About This Species
Lobster buoys dot the coast from New Jersey to Labrador, Canada, where the invertebrates thrive in the chilly water. American lobster can survive offshore as far south as North Carolina. But any farther south and they can reach a stress threshold, which can happen when temperatures exceed 68 degrees Fahrenheit. This can cause respiratory and immune system problems, make them more susceptible to shell disease and make it harder to reproduce.
Lobster are relatively slow-growing and can live for up to 50 years. Female lobster take about 10 years to mature, and carry their eggs on their underside for 9-11 months. Once hatched, lobster larvae move around through a combination of drift and swimming, ultimately settling in a location based on water temperature. The larvae eat phytoplankton and zooplankton, and seek shelter in rocks and vegetation.
A few decades ago, the lobster industry in New York and southern New England was booming. But in recent years, as the water temperature there has risen, it has bottomed out. Between 1996 and 2014, New York's registered lobster landings decreased by 97.7 percent. At the same time, Maine's industry has boomed. In 2014, Maine's lobster industry brought in $459.6 million, 81% of the entire industry earnings in New England.
Along the southern portion of the lobster's range, temperatures are already becoming inhospitable. In 1999, for instance, there was a massive lobster die-off in Long Island Sound after a long stretch of above-average water temperatures.
Globally, the ocean temperature has been rising at a rate of about 0.2 degrees Fahrenheit per decade since 1980. But that's not the case in the Gulf of Maine, where sea surface temperatures are rising nearly twice as fast as the rest of the world. Even under a low-emissions scenario, the Gulf of Maine will see 2 degrees Fahrenheit of temperature increase by the end of the century, and 4 degrees Fahrenheit under high emissions. As the temperature has risen, lobsters have moved farther north. Though the water is the Gulf of Maine is warming quickly, it remains colder than the areas along the southern portions of the American lobster's historical range.
The Lobster's Shifting Range
Since the late 1960s, the American lobster's range has already shifted substantially.
Rising temperatures in Maine's waters could cause problems for lobsters there too.

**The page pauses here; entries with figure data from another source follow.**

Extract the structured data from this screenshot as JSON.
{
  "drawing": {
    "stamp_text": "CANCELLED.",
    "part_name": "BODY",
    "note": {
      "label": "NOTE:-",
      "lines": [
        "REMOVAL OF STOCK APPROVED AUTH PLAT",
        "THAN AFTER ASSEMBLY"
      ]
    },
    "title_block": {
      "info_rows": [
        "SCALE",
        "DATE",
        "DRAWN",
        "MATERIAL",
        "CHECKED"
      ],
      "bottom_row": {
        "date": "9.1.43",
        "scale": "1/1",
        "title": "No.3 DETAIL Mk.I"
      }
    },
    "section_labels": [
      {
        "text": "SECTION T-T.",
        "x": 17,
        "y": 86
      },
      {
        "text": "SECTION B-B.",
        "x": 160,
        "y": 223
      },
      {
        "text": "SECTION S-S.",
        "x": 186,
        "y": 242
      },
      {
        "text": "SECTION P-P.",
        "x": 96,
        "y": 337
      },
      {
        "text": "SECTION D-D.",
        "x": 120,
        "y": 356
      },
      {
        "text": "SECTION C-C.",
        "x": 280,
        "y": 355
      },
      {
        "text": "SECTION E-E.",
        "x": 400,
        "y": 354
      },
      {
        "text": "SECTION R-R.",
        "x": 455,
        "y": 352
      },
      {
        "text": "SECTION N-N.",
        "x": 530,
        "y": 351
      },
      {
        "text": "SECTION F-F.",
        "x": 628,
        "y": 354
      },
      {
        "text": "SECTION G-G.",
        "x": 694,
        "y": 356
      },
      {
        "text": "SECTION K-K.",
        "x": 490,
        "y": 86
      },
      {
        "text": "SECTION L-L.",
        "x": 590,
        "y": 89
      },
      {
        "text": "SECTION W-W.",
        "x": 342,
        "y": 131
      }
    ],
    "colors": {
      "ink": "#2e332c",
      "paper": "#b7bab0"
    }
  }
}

A 2013 study found that the American lobster has moved up the Northeast Coast at a rate of about 43 miles per decade between 1968 and 2011. Should the species continue at that rate, the bulk of the population would be in Canadian waters in the middle of the century.
Meanwhile, when it comes to lobster and climate change, there's more than just range shift to consider. As the ocean absorbs carbon dioxide it is becoming more acidic. The scientific findings are mixed on what this means for lobster. Some studies have found that ocean acidification is leading to thicker, stronger shells. But others have found that lobsters in an increasingly acidic ocean face the same threats as other shellfish--weaker shells that offer less protection.